Deze stoffen prikkelen nociceptoren direct (behalve prostaglandine). Als er genoeg stimulus is om de
threshold te doorbreken, gaan de voltage gated natrium kanalen open en ontstaat er een signaal van
de nociceptor. Vervolgens gaan de voltage gated kalium kanalen open staan voor de repolarisatie,
zodat er weer een nieuw signaal kan worden gestimuleerd in de nociceptor. Wanneer deze signalen
zijn verwerkt in de hersenen (pijn-matrix) vindt er pijnperceptie plaats.
Prostaglandines spelen een belangrijke rol als ontstekingsmediator, zij sensitiseren de nociceptoren.

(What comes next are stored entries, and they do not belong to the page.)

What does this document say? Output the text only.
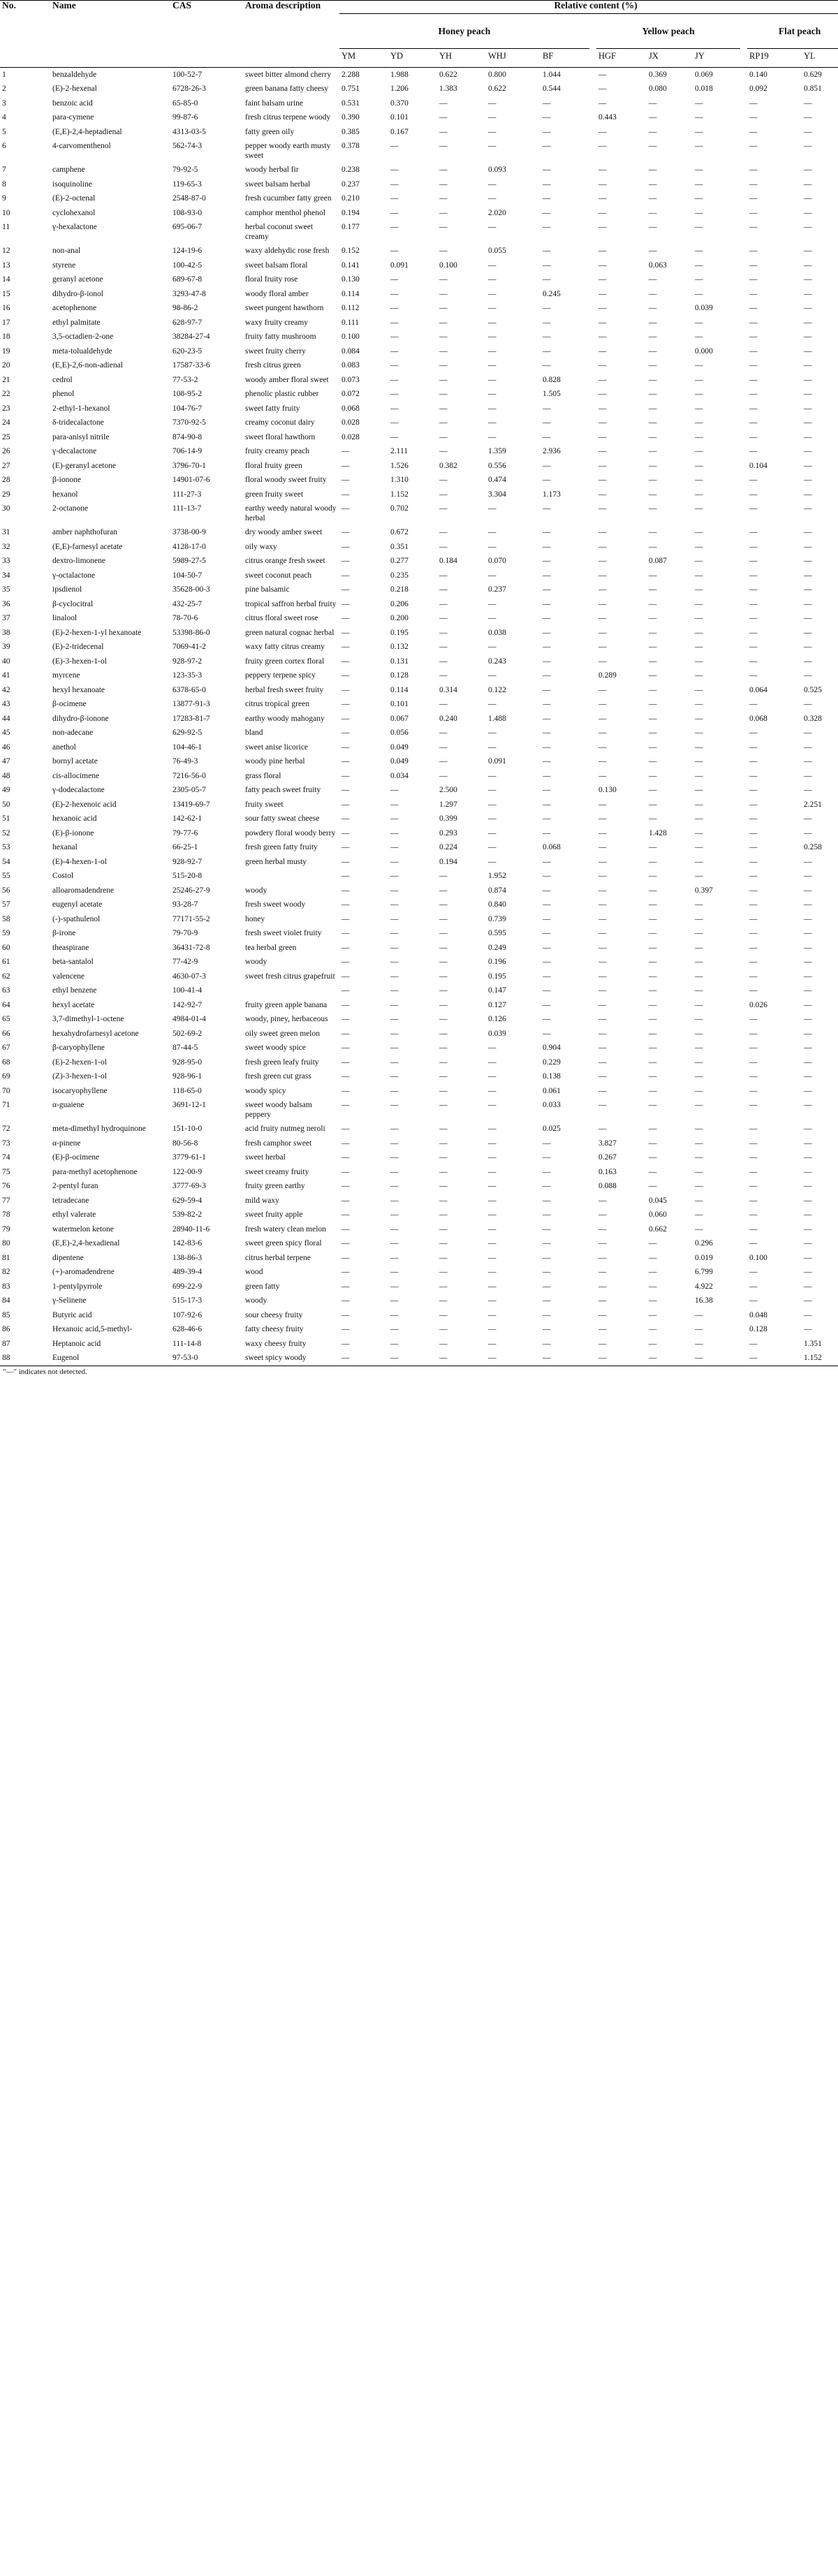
No.	Name	CAS	Aroma description	Relative content (%)											
				Honey peach						Yellow peach				Flat peach	
				YM	YD	YH	WHJ	BF		HGF	JX	JY		RP19	YL
1	benzaldehyde	100-52-7	sweet bitter almond cherry	2.288	1.988	0.622	0.800	1.044		—	0.369	0.069		0.140	0.629
2	(E)-2-hexenal	6728-26-3	green banana fatty cheesy	0.751	1.206	1.383	0.622	0.544		—	0.080	0.018		0.092	0.851
3	benzoic acid	65-85-0	faint balsam urine	0.531	0.370	—	—	—		—	—	—		—	—
4	para-cymene	99-87-6	fresh citrus terpene woody	0.390	0.101	—	—	—		0.443	—	—		—	—
5	(E,E)-2,4-heptadienal	4313-03-5	fatty green oily	0.385	0.167	—	—	—		—	—	—		—	—
6	4-carvomenthenol	562-74-3	pepper woody earth musty sweet	0.378	—	—	—	—		—	—	—		—	—
7	camphene	79-92-5	woody herbal fir	0.238	—	—	0.093	—		—	—	—		—	—
8	isoquinoline	119-65-3	sweet balsam herbal	0.237	—	—	—	—		—	—	—		—	—
9	(E)-2-octenal	2548-87-0	fresh cucumber fatty green	0.210	—	—	—	—		—	—	—		—	—
10	cyclohexanol	108-93-0	camphor menthol phenol	0.194	—	—	2.020	—		—	—	—		—	—
11	γ-hexalactone	695-06-7	herbal coconut sweet creamy	0.177	—	—	—	—		—	—	—		—	—
12	non-anal	124-19-6	waxy aldehydic rose fresh	0.152	—	—	0.055	—		—	—	—		—	—
13	styrene	100-42-5	sweet balsam floral	0.141	0.091	0.100	—	—		—	0.063	—		—	—
14	geranyl acetone	689-67-8	floral fruity rose	0.130	—	—	—	—		—	—	—		—	—
15	dihydro-β-ionol	3293-47-8	woody floral amber	0.114	—	—	—	0.245		—	—	—		—	—
16	acetophenone	98-86-2	sweet pungent hawthorn	0.112	—	—	—	—		—	—	0.039		—	—
17	ethyl palmitate	628-97-7	waxy fruity creamy	0.111	—	—	—	—		—	—	—		—	—
18	3,5-octadien-2-one	38284-27-4	fruity fatty mushroom	0.100	—	—	—	—		—	—	—		—	—
19	meta-tolualdehyde	620-23-5	sweet fruity cherry	0.084	—	—	—	—		—	—	0.000		—	—
20	(E,E)-2,6-non-adienal	17587-33-6	fresh citrus green	0.083	—	—	—	—		—	—	—		—	—
21	cedrol	77-53-2	woody amber floral sweet	0.073	—	—	—	0.828		—	—	—		—	—
22	phenol	108-95-2	phenolic plastic rubber	0.072	—	—	—	1.505		—	—	—		—	—
23	2-ethyl-1-hexanol	104-76-7	sweet fatty fruity	0.068	—	—	—	—		—	—	—		—	—
24	δ-tridecalactone	7370-92-5	creamy coconut dairy	0.028	—	—	—	—		—	—	—		—	—
25	para-anisyl nitrile	874-90-8	sweet floral hawthorn	0.028	—	—	—	—		—	—	—		—	—
26	γ-decalactone	706-14-9	fruity creamy peach	—	2.111	—	1.359	2.936		—	—	—		—	—
27	(E)-geranyl acetone	3796-70-1	floral fruity green	—	1.526	0.382	0.556	—		—	—	—		0.104	—
28	β-ionone	14901-07-6	floral woody sweet fruity	—	1.310	—	0.474	—		—	—	—		—	—
29	hexanol	111-27-3	green fruity sweet	—	1.152	—	3.304	1.173		—	—	—		—	—
30	2-octanone	111-13-7	earthy weedy natural woody herbal	—	0.702	—	—	—		—	—	—		—	—
31	amber naphthofuran	3738-00-9	dry woody amber sweet	—	0.672	—	—	—		—	—	—		—	—
32	(E,E)-farnesyl acetate	4128-17-0	oily waxy	—	0.351	—	—	—		—	—	—		—	—
33	dextro-limonene	5989-27-5	citrus orange fresh sweet	—	0.277	0.184	0.070	—		—	0.087	—		—	—
34	γ-octalactone	104-50-7	sweet coconut peach	—	0.235	—	—	—		—	—	—		—	—
35	ipsdienol	35628-00-3	pine balsamic	—	0.218	—	0.237	—		—	—	—		—	—
36	β-cyclocitral	432-25-7	tropical saffron herbal fruity	—	0.206	—	—	—		—	—	—		—	—
37	linalool	78-70-6	citrus floral sweet rose	—	0.200	—	—	—		—	—	—		—	—
38	(E)-2-hexen-1-yl hexanoate	53398-86-0	green natural cognac herbal	—	0.195	—	0.038	—		—	—	—		—	—
39	(E)-2-tridecenal	7069-41-2	waxy fatty citrus creamy	—	0.132	—	—	—		—	—	—		—	—
40	(E)-3-hexen-1-ol	928-97-2	fruity green cortex floral	—	0.131	—	0.243	—		—	—	—		—	—
41	myrcene	123-35-3	peppery terpene spicy	—	0.128	—	—	—		0.289	—	—		—	—
42	hexyl hexanoate	6378-65-0	herbal fresh sweet fruity	—	0.114	0.314	0.122	—		—	—	—		0.064	0.525
43	β-ocimene	13877-91-3	citrus tropical green	—	0.101	—	—	—		—	—	—		—	—
44	dihydro-β-ionone	17283-81-7	earthy woody mahogany	—	0.067	0.240	1.488	—		—	—	—		0.068	0.328
45	non-adecane	629-92-5	bland	—	0.056	—	—	—		—	—	—		—	—
46	anethol	104-46-1	sweet anise licorice	—	0.049	—	—	—		—	—	—		—	—
47	bornyl acetate	76-49-3	woody pine herbal	—	0.049	—	0.091	—		—	—	—		—	—
48	cis-allocimene	7216-56-0	grass floral	—	0.034	—	—	—		—	—	—		—	—
49	γ-dodecalactone	2305-05-7	fatty peach sweet fruity	—	—	2.500	—	—		0.130	—	—		—	—
50	(E)-2-hexenoic acid	13419-69-7	fruity sweet	—	—	1.297	—	—		—	—	—		—	2.251
51	hexanoic acid	142-62-1	sour fatty sweat cheese	—	—	0.399	—	—		—	—	—		—	—
52	(E)-β-ionone	79-77-6	powdery floral woody berry	—	—	0.293	—	—		—	1.428	—		—	—
53	hexanal	66-25-1	fresh green fatty fruity	—	—	0.224	—	0.068		—	—	—		—	0.258
54	(E)-4-hexen-1-ol	928-92-7	green herbal musty	—	—	0.194	—	—		—	—	—		—	—
55	Costol	515-20-8		—	—	—	1.952	—		—	—	—		—	—
56	alloaromadendrene	25246-27-9	woody	—	—	—	0.874	—		—	—	0.397		—	—
57	eugenyl acetate	93-28-7	fresh sweet woody	—	—	—	0.840	—		—	—	—		—	—
58	(-)-spathulenol	77171-55-2	honey	—	—	—	0.739	—		—	—	—		—	—
59	β-irone	79-70-9	fresh sweet violet fruity	—	—	—	0.595	—		—	—	—		—	—
60	theaspirane	36431-72-8	tea herbal green	—	—	—	0.249	—		—	—	—		—	—
61	beta-santalol	77-42-9	woody	—	—	—	0.196	—		—	—	—		—	—
62	valencene	4630-07-3	sweet fresh citrus grapefruit	—	—	—	0.195	—		—	—	—		—	—
63	ethyl benzene	100-41-4		—	—	—	0.147	—		—	—	—		—	—
64	hexyl acetate	142-92-7	fruity green apple banana	—	—	—	0.127	—		—	—	—		0.026	—
65	3,7-dimethyl-1-octene	4984-01-4	woody, piney, herbaceous	—	—	—	0.126	—		—	—	—		—	—
66	hexahydrofarnesyl acetone	502-69-2	oily sweet green melon	—	—	—	0.039	—		—	—	—		—	—
67	β-caryophyllene	87-44-5	sweet woody spice	—	—	—	—	0.904		—	—	—		—	—
68	(E)-2-hexen-1-ol	928-95-0	fresh green leafy fruity	—	—	—	—	0.229		—	—	—		—	—
69	(Z)-3-hexen-1-ol	928-96-1	fresh green cut grass	—	—	—	—	0.138		—	—	—		—	—
70	isocaryophyllene	118-65-0	woody spicy	—	—	—	—	0.061		—	—	—		—	—
71	α-guaiene	3691-12-1	sweet woody balsam peppery	—	—	—	—	0.033		—	—	—		—	—
72	meta-dimethyl hydroquinone	151-10-0	acid fruity nutmeg neroli	—	—	—	—	0.025		—	—	—		—	—
73	α-pinene	80-56-8	fresh camphor sweet	—	—	—	—	—		3.827	—	—		—	—
74	(E)-β-ocimene	3779-61-1	sweet herbal	—	—	—	—	—		0.267	—	—		—	—
75	para-methyl acetophenone	122-00-9	sweet creamy fruity	—	—	—	—	—		0.163	—	—		—	—
76	2-pentyl furan	3777-69-3	fruity green earthy	—	—	—	—	—		0.088	—	—		—	—
77	tetradecane	629-59-4	mild waxy	—	—	—	—	—		—	0.045	—		—	—
78	ethyl valerate	539-82-2	sweet fruity apple	—	—	—	—	—		—	0.060	—		—	—
79	watermelon ketone	28940-11-6	fresh watery clean melon	—	—	—	—	—		—	0.662	—		—	—
80	(E,E)-2,4-hexadienal	142-83-6	sweet green spicy floral	—	—	—	—	—		—	—	0.296		—	—
81	dipentene	138-86-3	citrus herbal terpene	—	—	—	—	—		—	—	0.019		0.100	—
82	(+)-aromadendrene	489-39-4	wood	—	—	—	—	—		—	—	6.799		—	—
83	1-pentylpyrrole	699-22-9	green fatty	—	—	—	—	—		—	—	4.922		—	—
84	γ-Selinene	515-17-3	woody	—	—	—	—	—		—	—	16.38		—	—
85	Butyric acid	107-92-6	sour cheesy fruity	—	—	—	—	—		—	—	—		0.048	—
86	Hexanoic acid,5-methyl-	628-46-6	fatty cheesy fruity	—	—	—	—	—		—	—	—		0.128	—
87	Heptanoic acid	111-14-8	waxy cheesy fruity	—	—	—	—	—		—	—	—		—	1.351
88	Eugenol	97-53-0	sweet spicy woody	—	—	—	—	—		—	—	—		—	1.152
"—" indicates not detected.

Prostaglandines ontstaan via cyclo-oxygenase (COX) uit arachidonzuur, een product van fosfolipiden
uit de celmembraan.
Acute en chronische pijn
Bij acute pijn is de relatie met weefselbeschadiging veelal evident. De behandeling is dan in eerste
instantie ook oorzakelijk en gericht op herstel van deze weefselschade (denk aan immobilisatie bij
een fractuur). Indien dit tot onvoldoende resultaat leidt kan aanvullende behandeling met analgetica
veelal uitkomst bieden. Chronische pijn berust veelal niet op (aantoonbare) weefselschade maar
meer op een ontregeling in de verwerking van nociceptieve signalen en kan moeilijk te behandelen
zijn. Het gevaar is dat deze patiënten grote hoeveelheden analgetica voorgeschreven krijgen met alle
bijbehorende bijwerkingen en complicaties.
Pijnmodel van Loeser
Enkele definities met betrekking tot pijn:
- Nociceptie: het voelen van pijn
- Pijngewaarwording: het besef dat je pijn hebt (in het brein)

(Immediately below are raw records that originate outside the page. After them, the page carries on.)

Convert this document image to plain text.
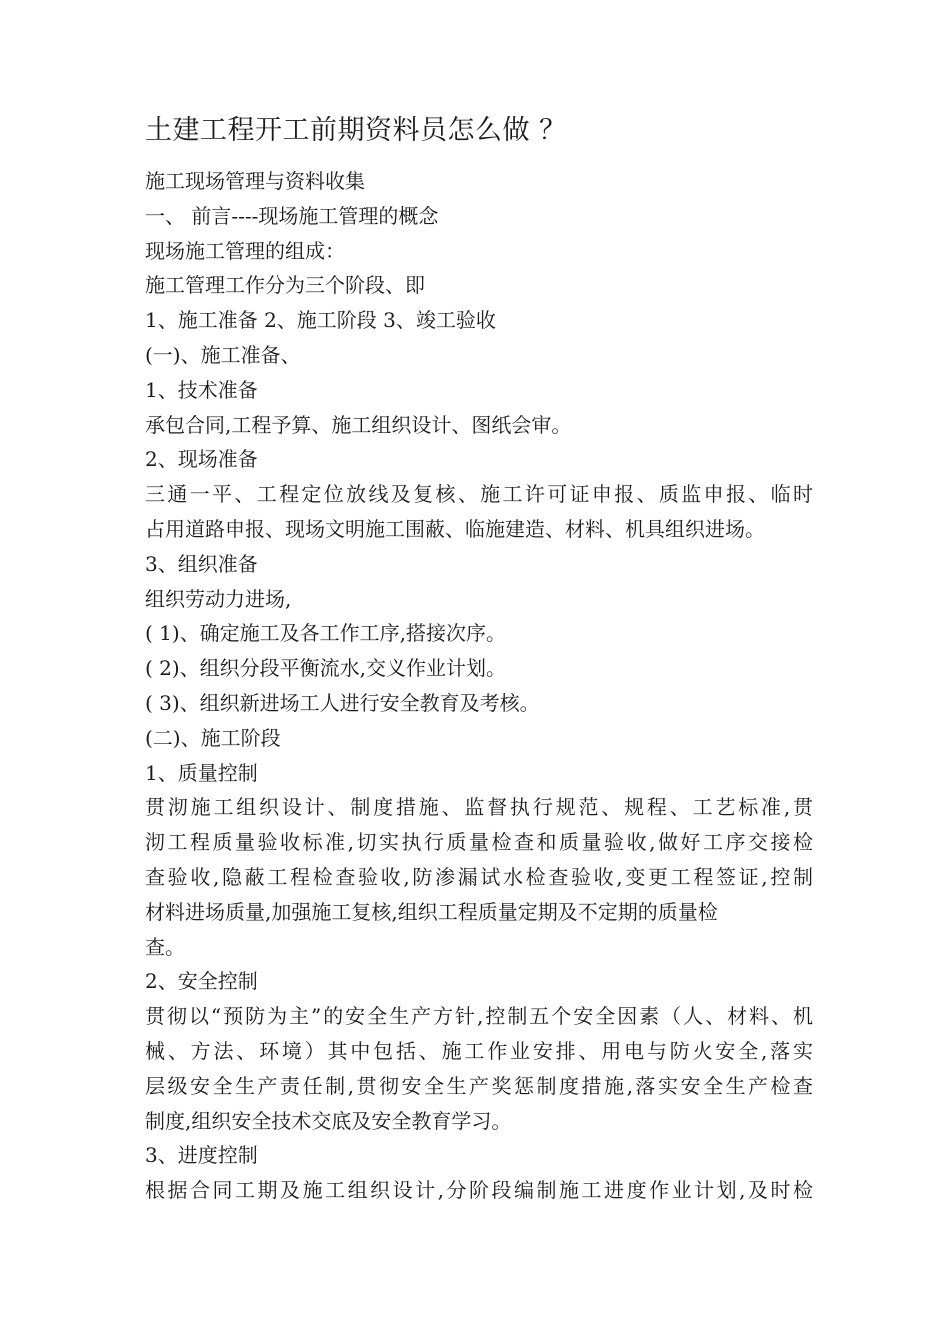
土建工程开工前期资料员怎么做 ？
施工现场管理与资料收集
一、 前言----现场施工管理的概念
现场施工管理的组成：
施工管理工作分为三个阶段、即
1、施工准备 2、施工阶段 3、竣工验收
(一)、施工准备、
1、技术准备
承包合同,工程予算、施工组织设计、图纸会审。
2、现场准备
三通一平、工程定位放线及复核、施工许可证申报、质监申报、临时
占用道路申报、现场文明施工围蔽、临施建造、材料、机具组织进场。
3、组织准备
组织劳动力进场,
( 1)、确定施工及各工作工序,搭接次序。
( 2)、组织分段平衡流水,交义作业计划。
( 3)、组织新进场工人进行安全教育及考核。
(二)、施工阶段
1、质量控制
贯沏施工组织设计、制度措施、监督执行规范、规程、工艺标准,贯
沏工程质量验收标准,切实执行质量检查和质量验收,做好工序交接检
查验收,隐蔽工程检查验收,防渗漏试水检查验收,变更工程签证,控制
材料进场质量,加强施工复核,组织工程质量定期及不定期的质量检
查。
2、安全控制
贯彻以“预防为主”的安全生产方针,控制五个安全因素（人、材料、机
械、方法、环境）其中包括、施工作业安排、用电与防火安全,落实
层级安全生产责任制,贯彻安全生产奖惩制度措施,落实安全生产检查
制度,组织安全技术交底及安全教育学习。
3、进度控制
根据合同工期及施工组织设计,分阶段编制施工进度作业计划,及时检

- Pijnbeleving: afhankelijk van of mensen pijn vaker hebben ervaren, het lijden aan pijn
(emotionele beleving)
- Pijngedrag: hoe iemand omgaat met pijn, bijvoorbeeld: roepen, kreunen of medicatie nemen
Neuropatische pijn
‘Neuropathische pijn is het gevolg van een beschadiging of ziekte van het perifere of het centrale
zenuwstelsel en kan zich uiten als een abnormale pijnervaring of een overgevoeligheid voor prikkels
die normaal geen pijn veroorzaken. Kenmerken van neuropathische pijn zijn: brandend, prikkelend of
tintelend van aard, gevoel van ‘elektrische schokken’, doof gevoel, overgevoeligheid bij aanraking,
overgevoeligheid voor warmte of koude.’ (NHG) Het komt voor dat er geen duidelijke relatie is tussen
de plaats van de pijn en de plaats van de schadelijke prikkel en tussen de ernst van de zenuwschade
en de ernst van de pijngewaarwording. De pijn is meestal chronisch en reageert vaak niet of
nauwelijks op de gebruikelijke analgetica. Andere kenmerken zijn, in wisselende mate:
- Constante schrijnende, brandende pijn die af en toe schietend of stekend is
- Vaak sensorische stoornissen in het verzorgingsgebied van de aangedane perifere
zenuw(wortel)
- Soms allodynie in het aangedane huidgebied
- Autonome instabiliteit in het huidgebied dat door de aangedane zenuw wordt verzorgd
De medicatie die bij neuropatische pijn mogelijk werkzaam is, is antidepressiva, anti-epileptica en
opioïden (incl. tramadol). Wel verschilt dit per persoon. De antidepressiva en antiepileptica remmen
de heropname van serotonine en noradrenaline, dat zijn neurotransmitters die mede-
verantwoordelijk zijn voor signaaloverdracht. Met de remming daarvan wordt de neuropatische pijn
dus (lichtelijk) gedempt. Paracetamol en NSAID’s zijn niet werkzaam bij neuropathische pijn.